In the US, caveat emptor really applies. The Time article I linked has more information about Dr New. It sounds like she is really NOT telling her patients all the details about this experimental treatment, and she has been chastised by several professional bodies for her use of this drug.

Hopefully getting the information into the press will help inform any future patients and they will think twice.

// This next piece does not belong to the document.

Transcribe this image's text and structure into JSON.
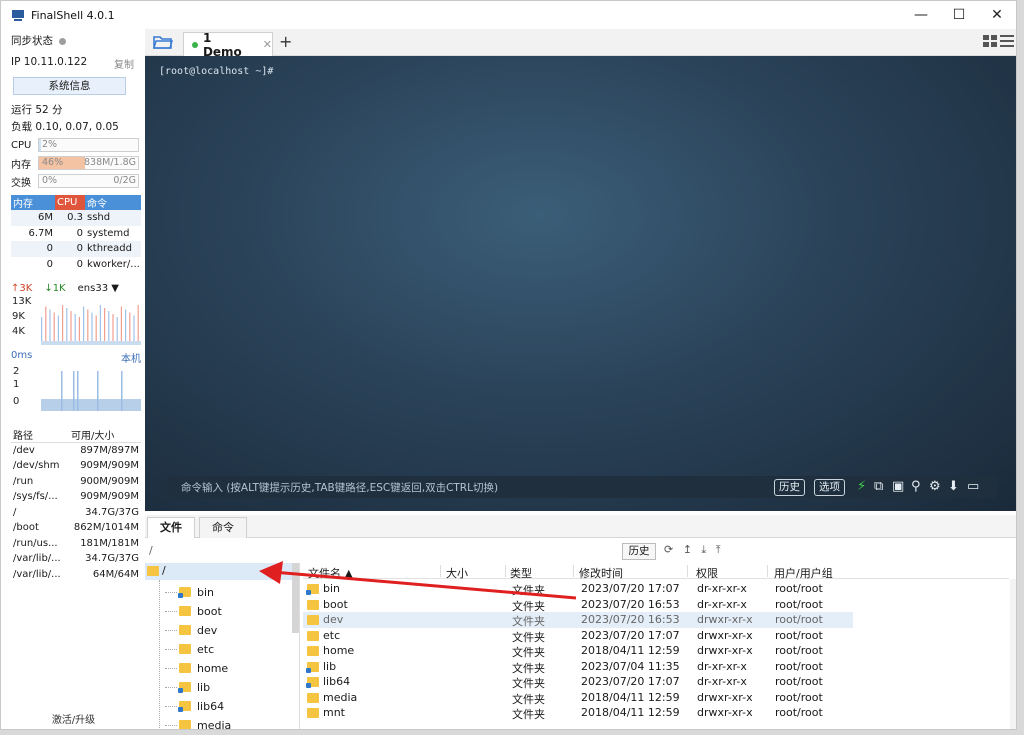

NancyP gives us good information. But the concept of "first do no harm" often seems ignored in controversial treatments where the physician him/herself is a "true believer".

Erika Baker said...

Cavet Emptor applies in medical settings where the patient has no choice but to trust doctors?
That's shocking.
I thought in a country so known for people sueing each other much more readily than they would in Europe, everything would be completely legally watertight and doctors wouldn't leave themselves open to the charge of having witheld vital information?

IT said...

You'd think, Erika. You'd think.

NancyP said...

Malpractice suits get made when a lawyer, working for a percentage of the award or settlement, deems a case potentially winnable. Making girls "feminine" is going to be popular with juries, and getting juries to take cases seriously would be tough. Furthermore, pursuing a suit is strenuous and strips the plaintiff of privacy. This is even more of a problem in the Internet age, where court records are routinely obtained on googling simply a name.

I would guess that the endocrinologists and surgeons involved don't see their malpractice risk as any higher than their peers who don't treat intersex characteristics of intersex patients.